Here’s a few highlights from our interview:

  • Nathan, thank you for being our guest and accepting to share your thoughts on Responsible Gaming.
    Through your work over the years, you have helped thousands of people in need. How would you wish to be remembered?
    NF: Having inspired people to take care of themselves, in order to be of service to others.
  • If there was a feature that you could change in every person, what would it be?
    NF: I would like to see more compassion and empathy in people.
  • Who left the strongest impression on you professionally, and why?
    NF: Douglas Barbaro Sant, on the value of kindness.
  • Being Maltese, you live in a major hub for the gambling industry. What’s your view of this business?
    NF: As an observer, I see it as a form of entertainment and pastime to some, and a business/job for others.
  • And what is your personal relationship with gambling?

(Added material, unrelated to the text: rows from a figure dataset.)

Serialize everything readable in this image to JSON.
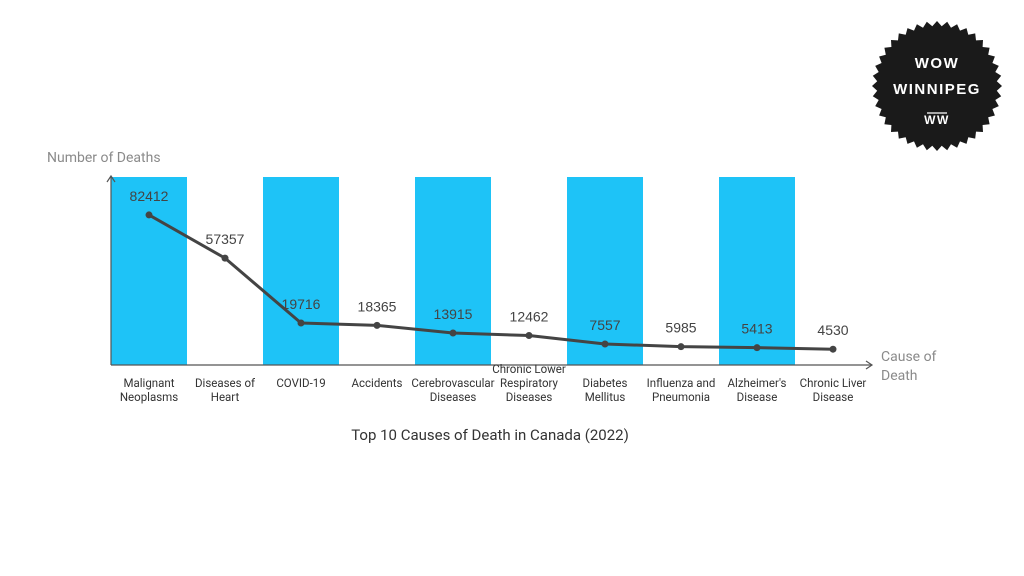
{
  "chart_data": {
    "type": "line",
    "title": "Top 10 Causes of Death in Canada (2022)",
    "y_axis_label": "Number of Deaths",
    "x_axis_label": "Cause of Death",
    "categories": [
      "Malignant Neoplasms",
      "Diseases of Heart",
      "COVID-19",
      "Accidents",
      "Cerebrovascular Diseases",
      "Chronic Lower Respiratory Diseases",
      "Diabetes Mellitus",
      "Influenza and Pneumonia",
      "Alzheimer's Disease",
      "Chronic Liver Disease"
    ],
    "values": [
      82412,
      57357,
      19716,
      18365,
      13915,
      12462,
      7557,
      5985,
      5413,
      4530
    ],
    "color": "#444444",
    "band_color": "#1ec3f7",
    "ylim": [
      0,
      105000
    ]
  },
  "logo": {
    "lines": [
      "WOW",
      "WINNIPEG",
      "WW"
    ]
  }
}
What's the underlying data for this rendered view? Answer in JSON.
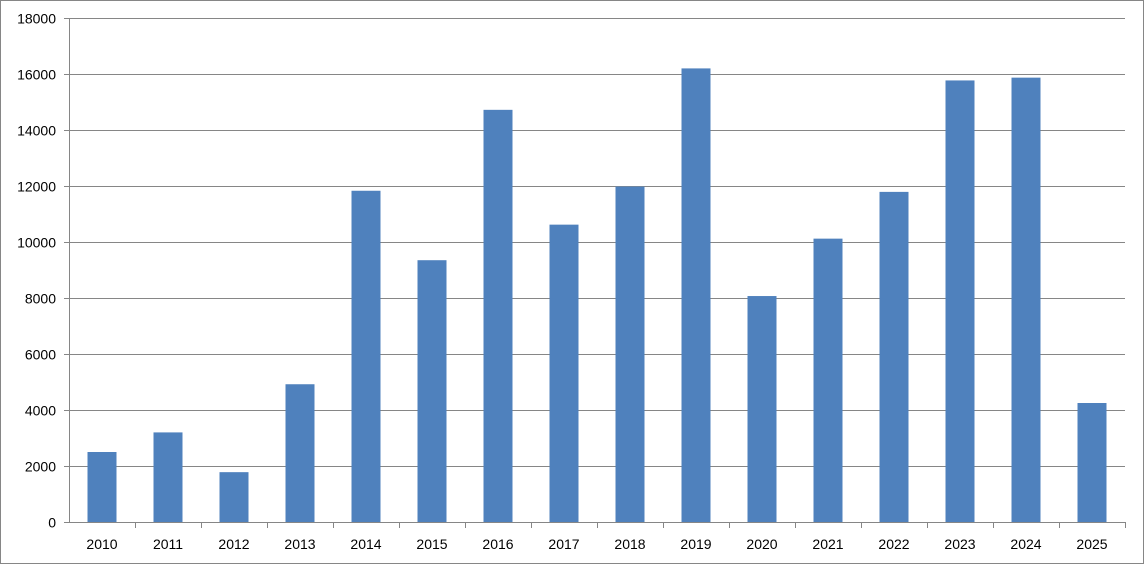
{
  "chart_data": {
    "type": "bar",
    "title": "",
    "xlabel": "",
    "ylabel": "",
    "categories": [
      "2010",
      "2011",
      "2012",
      "2013",
      "2014",
      "2015",
      "2016",
      "2017",
      "2018",
      "2019",
      "2020",
      "2021",
      "2022",
      "2023",
      "2024",
      "2025"
    ],
    "series": [
      {
        "values": [
          2500,
          3200,
          1780,
          4920,
          11830,
          9350,
          14720,
          10620,
          11980,
          16200,
          8070,
          10120,
          11790,
          15770,
          15870,
          4250
        ]
      }
    ],
    "ylim": [
      0,
      18000
    ],
    "yticks": [
      "0",
      "2000",
      "4000",
      "6000",
      "8000",
      "10000",
      "12000",
      "14000",
      "16000",
      "18000"
    ],
    "grid": true,
    "legend": "none",
    "colors": {
      "bar": "#4F81BD",
      "grid": "#868686",
      "axis": "#868686"
    }
  }
}
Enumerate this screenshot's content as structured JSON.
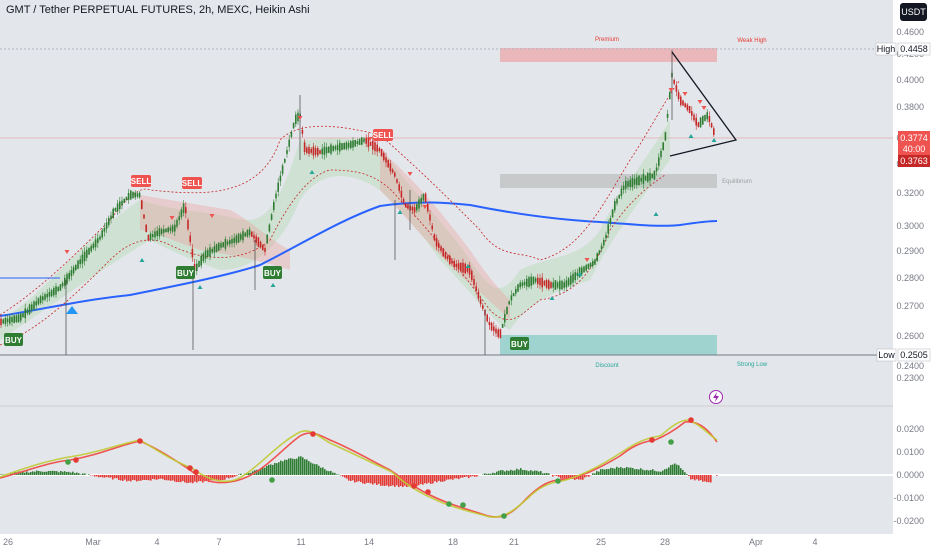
{
  "header": {
    "title": "GMT / Tether PERPETUAL FUTURES, 2h, MEXC, Heikin Ashi",
    "currency": "USDT"
  },
  "price_axis": {
    "ticks": [
      "0.4600",
      "0.4400",
      "0.4200",
      "0.4000",
      "0.3800",
      "0.3600",
      "0.3400",
      "0.3200",
      "0.3000",
      "0.2900",
      "0.2800",
      "0.2700",
      "0.2600",
      "0.2500",
      "0.2400",
      "0.2300"
    ],
    "high_label": "High",
    "high_value": "0.4458",
    "low_label": "Low",
    "low_value": "0.2505",
    "current_price": "0.3774",
    "countdown": "40:00",
    "prev_close": "0.3763"
  },
  "time_axis": {
    "labels": [
      "26",
      "Mar",
      "4",
      "7",
      "11",
      "14",
      "18",
      "21",
      "25",
      "28",
      "Apr",
      "4"
    ]
  },
  "oscillator_axis": {
    "ticks": [
      "0.0200",
      "0.0100",
      "0.0000",
      "-0.0100",
      "-0.0200"
    ]
  },
  "zones": {
    "premium_label": "Premium",
    "strong_high": "Weak High",
    "discount_label": "Discount",
    "strong_low": "Strong Low",
    "equilibrium": "Equilibrium"
  },
  "signals": {
    "sell": "SELL",
    "buy": "BUY"
  },
  "colors": {
    "bull": "#26a69a",
    "bear": "#ef5350",
    "ma": "#2962ff",
    "candle_up": "#2e7d32",
    "candle_down": "#c62828"
  }
}
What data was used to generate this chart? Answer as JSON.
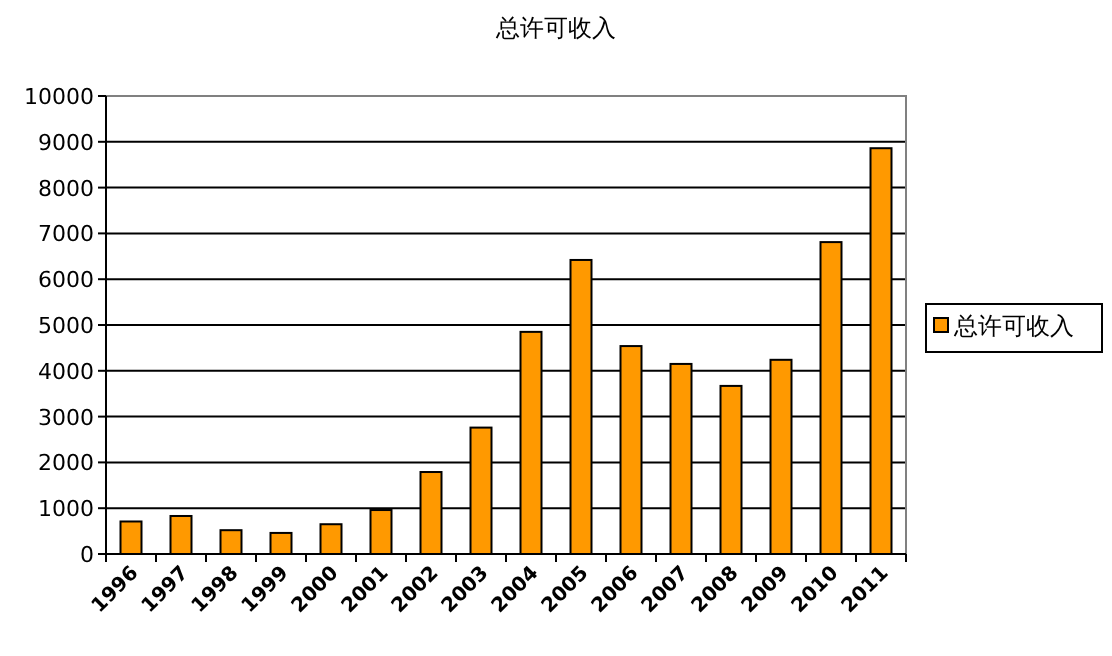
{
  "chart_data": {
    "type": "bar",
    "title": "总许可收入",
    "categories": [
      "1996",
      "1997",
      "1998",
      "1999",
      "2000",
      "2001",
      "2002",
      "2003",
      "2004",
      "2005",
      "2006",
      "2007",
      "2008",
      "2009",
      "2010",
      "2011"
    ],
    "series": [
      {
        "name": "总许可收入",
        "color": "#ff9900",
        "values": [
          710,
          830,
          520,
          460,
          650,
          960,
          1790,
          2760,
          4850,
          6420,
          4540,
          4150,
          3670,
          4240,
          6810,
          8860
        ]
      }
    ],
    "ylim": [
      0,
      10000
    ],
    "yticks": [
      0,
      1000,
      2000,
      3000,
      4000,
      5000,
      6000,
      7000,
      8000,
      9000,
      10000
    ],
    "grid": "y",
    "legend": "right"
  }
}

Are you a gambler?
    NF: No, I am not a gambler.
  • What don’t you like about the gambling industry?
    NF: The ‘addictive by design’ way of building their products.
  • Do you think companies should do more in the field of Responsible Gaming?
    NF: Absolutely!
  • How do you think the gambling business can find the balance for long term sustainability?
    NF: Whilst humans will tend towards selfishness and profits, regulators need to create the balance. True change will come from educating young people to make the right choices.
  • What would you tell your children if you notice they start to show excitement toward gambling?
    NF: Educating them about the consequences of losing control, as well as simple ways to ring-fence funds to not exceed the limits.
  • What advice would you give to current gamblers?
    NF: When you stop enjoying it or see that the stress of losing is affecting you negatively, take a long break and let your brain come off the dopamine kick – like you would with drugs.

One of the most interesting – and probably not discussed enough – topics brought up by Nathan is the tendency from game providers and operators, to create products that are designed to be addictive.

The glowing lights, the cool animations, the coin dropping sounds – these are all psychological tricks, well-known to cause excitement in gamblers. There is one practice though which is particularly shady: the so called ‘losses disguised as wins‘ (LDWs).

To understand in what it consists, think of a multiline slot machine: when you bet 1 credit on 20 different lines, you have wagered a total of 20 credits on the next spin. Now, if your spin results in a 10x win on only one of those lines, the slot will start flashing and making winning sounds, when in fact you have won only 10 over the 20 originally wagered, suffering a net loss of 10 credits.

Interestingly, a recent study lead by Dr. Mike J. Dixon, from the University of Waterloo in Canada, showed that unaware gamblers drastically overestimate their winnings when exposed to LDWs.

The research consisted in giving one group of participants an educational video on slot machines, which explained the concept of losses disguised as wins, while another group of participants was shown a video unrelated to gambling. After being shown the videos, all participants played several rounds on slot machines.

After the session, all players had won on average about 10% of their total spins. However, when asked about their performance, the group of people who were informed about LDWs guessed that about 12% of their spins were won, while the group that watched the unrelated video thought they had won 23% of spins.

As Nathan said, true change will come from educating people.

If company won’t self regulate and modify their practices, to provide easy access to such educative materials could likely help new gamblers stray away from addictive behaviours.